Fußball ist großer Unsinn, seine Bedeutung im Leben der Menschen vollkommen überzogen. Wenn er nicht zugleich so ein wunderbares Allheilmittel wäre. Der Fußball öffnet die Schleusen der Unvernunft, ist Ausgleichsventil und Katalysator. Alles, was unter der Woche ins Kontor schlägt, wird auf ein Mal egalisiert. Der unzufriedene Chef, der inkompetente Kollege, der Hausmüll, von dem der Partner nun aber wirklich schon dreimal erwartet hatte, dass man ihn auf seine letzte Reise schicken würde. All das spielt rund um den Fußball plötzlich keine Rolle mehr.

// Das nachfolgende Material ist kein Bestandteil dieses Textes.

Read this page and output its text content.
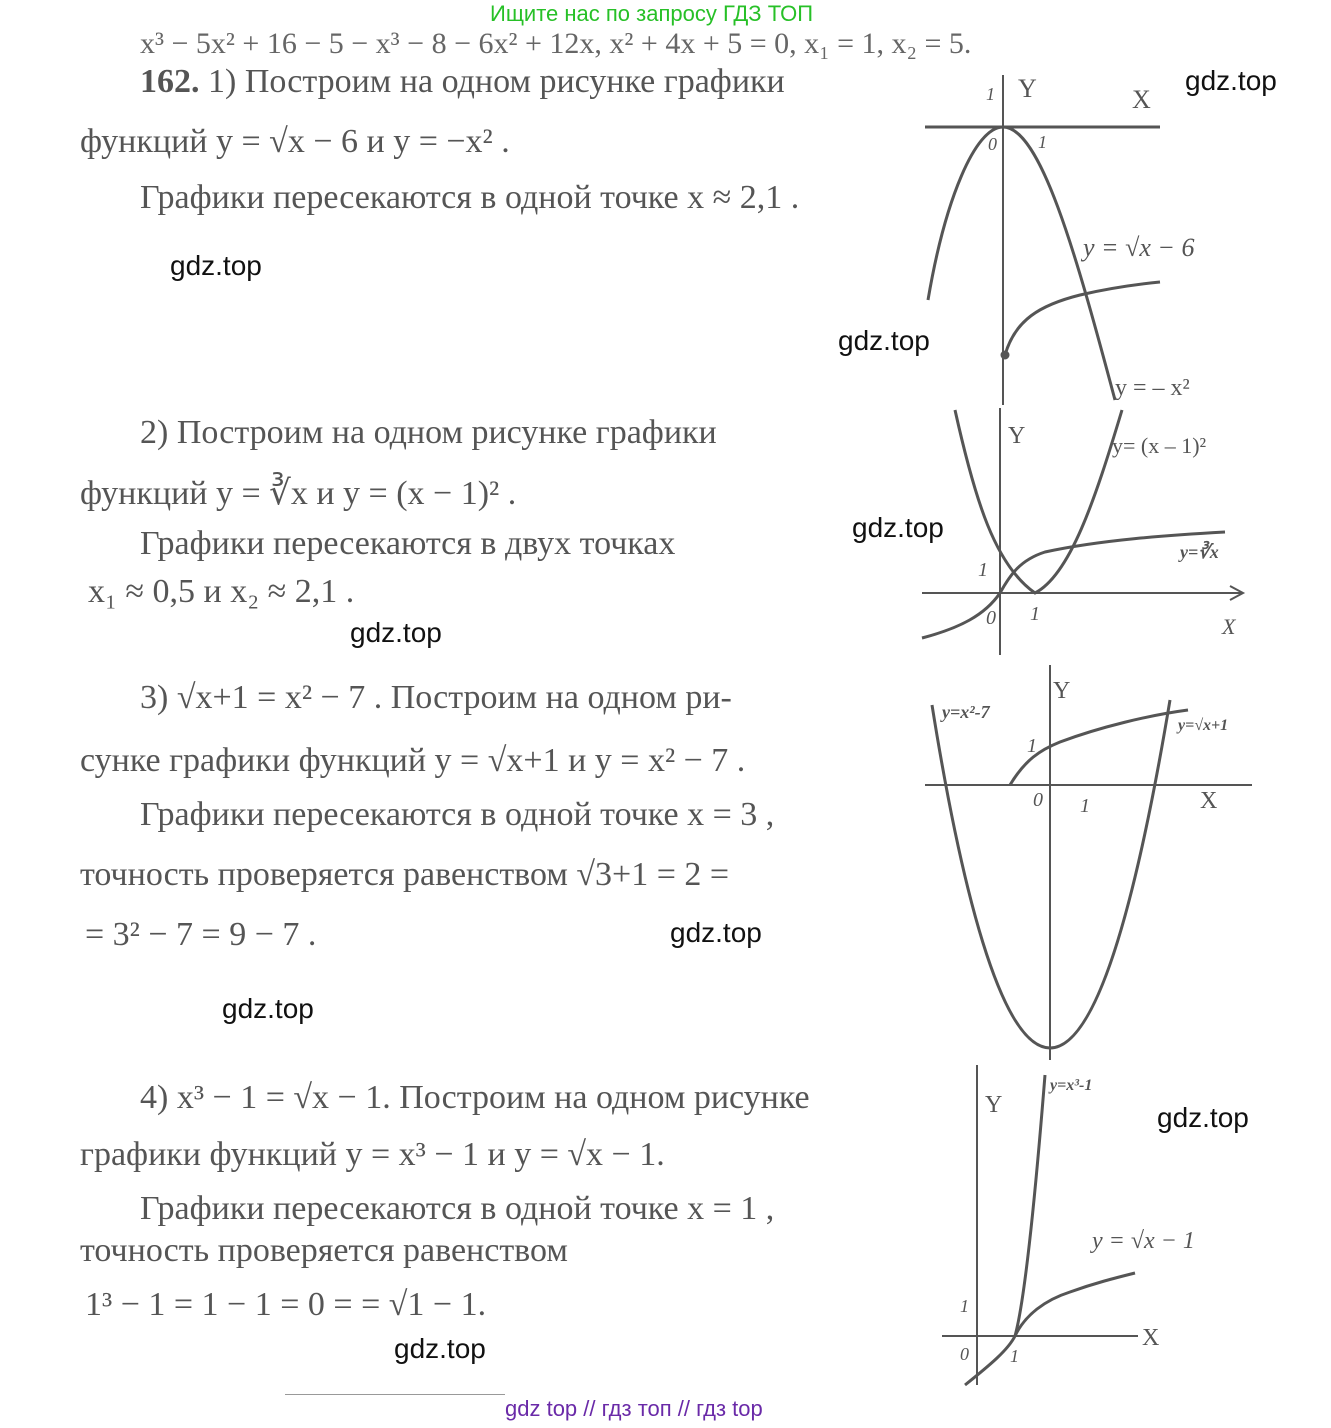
Ищите нас по запросу ГДЗ ТОП
x³ − 5x² + 16 − 5 − x³ − 8 − 6x² + 12x, x² + 4x + 5 = 0, x₁ = 1, x₂ = 5.
162. 1) Построим на одном рисунке графики
функций y = √x − 6 и y = −x² .
Графики пересекаются в одной точке x ≈ 2,1 .
2) Построим на одном рисунке графики
функций y = ∛x и y = (x − 1)² .
Графики пересекаются в двух точках
x₁ ≈ 0,5 и x₂ ≈ 2,1 .
3) √x+1 = x² − 7 . Построим на одном ри-
сунке графики функций y = √x+1 и y = x² − 7 .
Графики пересекаются в одной точке x = 3 ,
точность проверяется равенством √3+1 = 2 =
= 3² − 7 = 9 − 7 .
4) x³ − 1 = √x − 1. Построим на одном рисунке
графики функций y = x³ − 1 и y = √x − 1.
Графики пересекаются в одной точке x = 1 ,
точность проверяется равенством
1³ − 1 = 1 − 1 = 0 = = √1 − 1.
Y	X
1
0 1
y = √x − 6
y = – x²
Y
X
1
0 1
y= (x – 1)²
y=∛x
Y
X
1
0 1
y=x²-7
y=√x+1
Y
X
1
0 1
y=x³-1
y = √x − 1
gdz.top
gdz.top
gdz.top
gdz.top
gdz.top
gdz.top
gdz.top
gdz.top
gdz.top
gdz top // гдз топ // гдз top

Spätestens mit Anpfiff heißt es dann nur noch: wir gegen die. Was immer das im Einzelnen genau heißt, wie irrsinnig diese Annahme in Zeiten fortwährend wechselnder und damit austauschbarer Spieler auch geworden ist. Fußball ist ganz furchtbar archaisch und ganz wunderbar heilsam zugleich. Beim Fußball stimmen Männer, die lieber freiwillig in Kerkerzellen einwandern würden, als in einem Chor zu singen, ein Lied nach dem nächsten an. Weinen Männer, die Tränen ansonsten nur auf allergische Reaktionen zurückführen. Kommen Frauen und Männer, Frauen und Frauen, Männer und Männer und überhaupt alle Schichten und Ethnien zusammen. Wir gegen die. Dann schimpfen sie auf den Schiedsrichter, den gegnerischen Zehner und die Verbände. Und meinen eigentlich doch nur den unzufriedenen Chef, den inkompetenten Kollegen und den mahnenden Partner.

Legitimierter Ungehorsam

Weltmeisterschaften nun sind das Hochamt dieses Prinzips. Spiele mitten im Tag sind wie hitzefrei auch an regnerischen Tagen, sind Zeit, die man geschenkt bekommt im sonst so auf Funktionalität getrimmten Alltag. Allgemein akzeptierte Ausnahmen. „Entschuldigung, Chef, ich konnte die Präsentation wirklich nicht fertig stellen, gestern war das Finale der Breakdance-Weltmeisterschaft“, funktioniert nicht als Erklärung für das eigene Verschulden. „Entschuldigung Chef, gestern war das Deutschland-Spiel“ hingegen – ein Selbstläufer, der auf das Verständnis aller trifft. Womöglich ist auch das ein Grund dafür, dass Menschen, die es ansonsten nicht so mit dem Fußball halten, während großer Turniere plötzlich zu Fans werden. Schland(wahn)sinn hin oder her: der legitimierte Ungehorsam hat seine ganz eigene Anziehungskraft.

Freuen wir uns also auf auf Frankreich gegen Australien, das einzige Spiel dieser WM, welches bereits um 12 Uhr deutscher Zeit angepfiffen wird. Und rufen jenen, die an diesem Samstag arbeiten müssen, verschwörerisch zu: High Noon für den Ungehorsam, ihr Gauner.